In August 2017, Pruitt announced that the agency had eliminated a monthslong backlog of new chemical cases that needed TSCA safety reviews, something the group had been trying to clear for some time.
When Pruitt was confirmed, the EPA had about 600 new chemicals that were “stuck” in the review process. What’s considered a normal caseload for the agency at one time is about 300 cases, and when Pruitt made the announcement, there were approximately 308 under current review, with an additional 74 that are labeled for “testing and long-term information gathering by submitters.”
At that time Pruitt also announced a number of plans and new measures regarding chemicals and the TSCA.
Just a month later, a federal appeals court ordered the EPA to revise standards that protect children against lead paint.
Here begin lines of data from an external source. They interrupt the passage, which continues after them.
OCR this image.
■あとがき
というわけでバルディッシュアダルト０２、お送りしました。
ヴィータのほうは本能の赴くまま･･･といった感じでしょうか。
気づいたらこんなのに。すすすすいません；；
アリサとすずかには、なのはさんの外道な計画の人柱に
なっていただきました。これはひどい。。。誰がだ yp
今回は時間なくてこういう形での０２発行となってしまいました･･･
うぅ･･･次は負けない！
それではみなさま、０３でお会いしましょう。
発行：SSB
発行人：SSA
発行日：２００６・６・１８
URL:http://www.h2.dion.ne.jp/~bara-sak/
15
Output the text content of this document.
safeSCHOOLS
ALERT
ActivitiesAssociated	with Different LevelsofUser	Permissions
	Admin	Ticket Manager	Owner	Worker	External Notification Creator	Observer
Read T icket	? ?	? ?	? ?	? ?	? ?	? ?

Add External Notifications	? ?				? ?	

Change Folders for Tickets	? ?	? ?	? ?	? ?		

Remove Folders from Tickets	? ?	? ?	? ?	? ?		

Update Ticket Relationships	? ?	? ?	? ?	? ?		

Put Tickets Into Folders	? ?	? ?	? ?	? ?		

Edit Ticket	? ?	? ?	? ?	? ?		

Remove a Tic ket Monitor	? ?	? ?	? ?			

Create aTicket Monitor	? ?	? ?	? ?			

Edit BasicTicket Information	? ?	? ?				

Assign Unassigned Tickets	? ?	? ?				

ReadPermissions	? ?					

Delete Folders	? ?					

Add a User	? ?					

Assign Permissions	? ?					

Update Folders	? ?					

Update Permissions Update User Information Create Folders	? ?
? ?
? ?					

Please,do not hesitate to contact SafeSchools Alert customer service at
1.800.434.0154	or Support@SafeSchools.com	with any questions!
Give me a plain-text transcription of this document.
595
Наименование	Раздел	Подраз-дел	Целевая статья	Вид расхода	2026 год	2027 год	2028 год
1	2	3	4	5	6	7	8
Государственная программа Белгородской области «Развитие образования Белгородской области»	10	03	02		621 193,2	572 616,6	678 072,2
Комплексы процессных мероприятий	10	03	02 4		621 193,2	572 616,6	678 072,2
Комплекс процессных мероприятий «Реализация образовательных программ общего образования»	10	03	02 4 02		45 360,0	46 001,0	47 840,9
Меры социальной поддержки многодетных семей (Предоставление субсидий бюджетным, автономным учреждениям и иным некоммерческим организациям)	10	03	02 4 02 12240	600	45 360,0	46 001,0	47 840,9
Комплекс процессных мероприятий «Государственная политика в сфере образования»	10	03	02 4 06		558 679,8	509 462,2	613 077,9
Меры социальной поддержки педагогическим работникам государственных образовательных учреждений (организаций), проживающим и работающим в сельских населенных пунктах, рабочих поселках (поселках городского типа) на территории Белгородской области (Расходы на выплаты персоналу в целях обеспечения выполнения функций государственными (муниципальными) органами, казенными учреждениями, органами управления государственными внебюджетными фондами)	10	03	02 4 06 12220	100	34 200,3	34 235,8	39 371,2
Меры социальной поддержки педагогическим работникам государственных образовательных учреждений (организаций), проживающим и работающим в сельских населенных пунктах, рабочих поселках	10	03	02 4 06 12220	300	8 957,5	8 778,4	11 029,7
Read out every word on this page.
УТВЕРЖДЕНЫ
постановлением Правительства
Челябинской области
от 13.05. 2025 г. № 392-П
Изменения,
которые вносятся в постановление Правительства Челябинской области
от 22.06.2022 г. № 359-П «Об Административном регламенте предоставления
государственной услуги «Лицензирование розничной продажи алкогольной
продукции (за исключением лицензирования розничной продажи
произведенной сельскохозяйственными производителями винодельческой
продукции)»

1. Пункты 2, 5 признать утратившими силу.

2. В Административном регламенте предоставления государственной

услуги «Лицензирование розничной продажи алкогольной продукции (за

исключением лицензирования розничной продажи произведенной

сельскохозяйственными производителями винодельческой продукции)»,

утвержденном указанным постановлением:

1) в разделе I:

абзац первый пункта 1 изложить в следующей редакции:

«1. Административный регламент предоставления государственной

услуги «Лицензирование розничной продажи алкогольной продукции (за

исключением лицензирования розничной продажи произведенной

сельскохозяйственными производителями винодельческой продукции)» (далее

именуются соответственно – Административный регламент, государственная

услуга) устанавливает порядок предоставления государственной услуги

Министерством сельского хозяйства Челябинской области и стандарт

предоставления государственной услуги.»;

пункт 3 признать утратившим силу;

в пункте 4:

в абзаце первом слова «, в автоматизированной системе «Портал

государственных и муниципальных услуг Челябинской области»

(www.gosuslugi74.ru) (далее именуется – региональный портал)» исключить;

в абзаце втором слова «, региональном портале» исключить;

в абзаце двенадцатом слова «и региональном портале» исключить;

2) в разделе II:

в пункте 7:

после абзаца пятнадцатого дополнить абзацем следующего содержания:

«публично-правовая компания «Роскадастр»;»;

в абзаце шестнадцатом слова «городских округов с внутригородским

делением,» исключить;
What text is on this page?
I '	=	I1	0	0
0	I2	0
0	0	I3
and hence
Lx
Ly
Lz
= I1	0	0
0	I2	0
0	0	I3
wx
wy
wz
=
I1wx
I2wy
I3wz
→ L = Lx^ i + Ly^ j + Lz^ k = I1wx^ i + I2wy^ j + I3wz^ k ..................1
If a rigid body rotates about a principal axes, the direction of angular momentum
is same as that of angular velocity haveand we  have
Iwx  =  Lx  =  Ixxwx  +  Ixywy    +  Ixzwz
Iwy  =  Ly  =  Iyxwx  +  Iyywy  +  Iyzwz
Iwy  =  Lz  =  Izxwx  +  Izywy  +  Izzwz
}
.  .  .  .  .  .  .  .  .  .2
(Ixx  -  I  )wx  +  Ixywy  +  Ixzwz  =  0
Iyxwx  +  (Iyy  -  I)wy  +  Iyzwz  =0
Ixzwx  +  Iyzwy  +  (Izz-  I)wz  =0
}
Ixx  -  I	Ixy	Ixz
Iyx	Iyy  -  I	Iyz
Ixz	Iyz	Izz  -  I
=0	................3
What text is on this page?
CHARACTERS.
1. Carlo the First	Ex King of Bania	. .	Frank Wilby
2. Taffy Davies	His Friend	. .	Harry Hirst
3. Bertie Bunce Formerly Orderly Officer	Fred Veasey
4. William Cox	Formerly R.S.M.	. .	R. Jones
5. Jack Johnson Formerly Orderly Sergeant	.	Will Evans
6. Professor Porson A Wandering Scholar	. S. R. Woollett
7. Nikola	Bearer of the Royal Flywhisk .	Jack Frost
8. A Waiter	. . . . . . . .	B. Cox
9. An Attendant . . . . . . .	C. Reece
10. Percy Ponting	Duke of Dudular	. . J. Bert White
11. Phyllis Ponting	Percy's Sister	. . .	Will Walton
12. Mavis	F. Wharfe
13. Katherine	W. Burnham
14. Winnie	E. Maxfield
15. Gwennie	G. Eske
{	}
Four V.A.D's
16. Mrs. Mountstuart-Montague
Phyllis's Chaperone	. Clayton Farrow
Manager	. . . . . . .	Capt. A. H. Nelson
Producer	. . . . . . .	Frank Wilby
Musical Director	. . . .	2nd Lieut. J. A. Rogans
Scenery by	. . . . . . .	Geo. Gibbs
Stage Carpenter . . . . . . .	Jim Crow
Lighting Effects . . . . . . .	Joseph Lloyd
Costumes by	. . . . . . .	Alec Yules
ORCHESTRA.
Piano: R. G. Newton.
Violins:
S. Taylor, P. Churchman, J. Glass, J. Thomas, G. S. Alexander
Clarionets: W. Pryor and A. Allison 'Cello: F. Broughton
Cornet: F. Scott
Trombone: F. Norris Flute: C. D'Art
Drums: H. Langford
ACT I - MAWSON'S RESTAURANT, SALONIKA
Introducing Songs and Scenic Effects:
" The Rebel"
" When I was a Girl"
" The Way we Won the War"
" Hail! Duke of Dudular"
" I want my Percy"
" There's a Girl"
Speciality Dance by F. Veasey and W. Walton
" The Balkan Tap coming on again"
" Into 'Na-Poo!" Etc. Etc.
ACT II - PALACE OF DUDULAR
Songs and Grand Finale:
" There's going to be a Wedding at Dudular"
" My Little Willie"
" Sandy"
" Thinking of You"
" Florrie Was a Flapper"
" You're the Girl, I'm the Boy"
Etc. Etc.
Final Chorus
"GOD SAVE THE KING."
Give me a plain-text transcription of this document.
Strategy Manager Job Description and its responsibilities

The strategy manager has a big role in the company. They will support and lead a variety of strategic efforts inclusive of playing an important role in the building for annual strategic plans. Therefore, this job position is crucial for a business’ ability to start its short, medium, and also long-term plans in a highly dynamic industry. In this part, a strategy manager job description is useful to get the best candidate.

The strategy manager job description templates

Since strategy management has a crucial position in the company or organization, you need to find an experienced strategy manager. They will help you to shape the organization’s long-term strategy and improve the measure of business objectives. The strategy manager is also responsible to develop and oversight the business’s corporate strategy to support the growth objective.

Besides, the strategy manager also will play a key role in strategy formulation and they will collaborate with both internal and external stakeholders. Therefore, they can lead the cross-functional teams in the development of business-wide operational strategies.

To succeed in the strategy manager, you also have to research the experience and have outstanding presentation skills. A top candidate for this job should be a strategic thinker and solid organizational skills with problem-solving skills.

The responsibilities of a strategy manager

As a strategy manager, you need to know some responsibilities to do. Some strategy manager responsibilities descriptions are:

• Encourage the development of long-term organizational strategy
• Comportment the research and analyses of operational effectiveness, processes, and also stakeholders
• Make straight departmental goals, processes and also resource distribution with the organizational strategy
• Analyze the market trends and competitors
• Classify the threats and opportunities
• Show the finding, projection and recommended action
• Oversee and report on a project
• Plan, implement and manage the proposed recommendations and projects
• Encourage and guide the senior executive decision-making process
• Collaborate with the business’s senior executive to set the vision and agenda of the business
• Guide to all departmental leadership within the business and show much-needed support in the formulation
That came to fruition a few weeks ago, when the agency released a proposal to lower the dust-lead hazard standards (the amount of lead that can be found in dust and dirt before it's considered a hazard).
And, just a few weeks prior to that, the EPA announced that it had decided to move forward with a ruling on paint-stripper methylene chloride, prohibiting the consumer and commercial use of the chemical.
What Happens Now
As Trump indicated in his tweet, beginning today (July 9) Andrew Wheeler will take over as acting administrator.
Wheeler is a former lawyer and lobbyist for firm Faegre Baker Daniels, working primarily with clients in the fossil fuel industry, and is set to maintain Pruitt’s direction.